Hammond Manufacturing has been nice to use for the CANcrusher enclosure. The original box I chose was only going to be 1" thick, but I quickly ran out of vertical room and needed to upgrade (of course, this was after my board layout...) Thankfully, they had a direct replacement with the same L and W but with an extra .7" height for the design. In addition, they provide solid models for planning bezel layout and overall electronic placement. I used ViaCAD to design my enclosure layout and for exporting to MeshCAM to generate the gcode for the Shapeoko.

I finally got to use my Shapeoko for what I bought it for... Electronic project box bezels... Here's a pic of it cutting out the DB9 connectors.

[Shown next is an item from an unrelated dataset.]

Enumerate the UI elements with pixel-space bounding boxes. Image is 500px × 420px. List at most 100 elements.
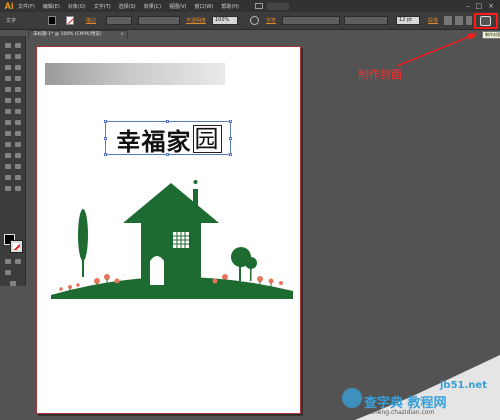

Added some early code to the repository. Development is moving quickly so I hope to have some significant changes in the coming weeks. Check out https://github.com/afterhoursengineering/_CANcrusher_ARM

Worked through some of the major software architecture "snakes" this week. I have the basis of a communication protocol between the CANcrusher and the computer/tablet/whatever whether it's via USB or bluetooth. One of the hurdles I wanted to deal with was how to buffer the transmitted data, how much to buffer, etc. When CAN messages are flowing into the stream in 170-200us bursts and there are multiple CAN channels being monitored and sent off or logged, some of the packets have to be buffered. Since I'm using RawHID for the USB interface, I'm limited to 64 byte frames. I like using circular buffers for this type of thing, but I didn't want a single big buffer of all the frame bytes mashed into a single holding array and I didn't want some kind of rolling buffer of arrays. Instead I ended implementing a circular buffer of array pointers, addresses to the head and tail buffers. This seems to work well. The goal (crazy as it sounds) is to have the basic structure of this concept working this weekend and implemented on both a simple Java app and in the CANcrusher. We'll see how it goes...

• MCP2515 Drivers are done
• External IO functional
• Port Expanders and driver complete
• Bluetooth communication - complete
• SIM808 Driver - complete for GPS data parsing.
• SD logging - complete

I've tested the system on my car and am able to log HSCAN data at 500k rates. GPS is functional. Basic software is complete for extracting the binary log files and exporting to *.csv and Vector/Intrepid log file formats.

TODO: More then I'd like, but the list is shrinking!!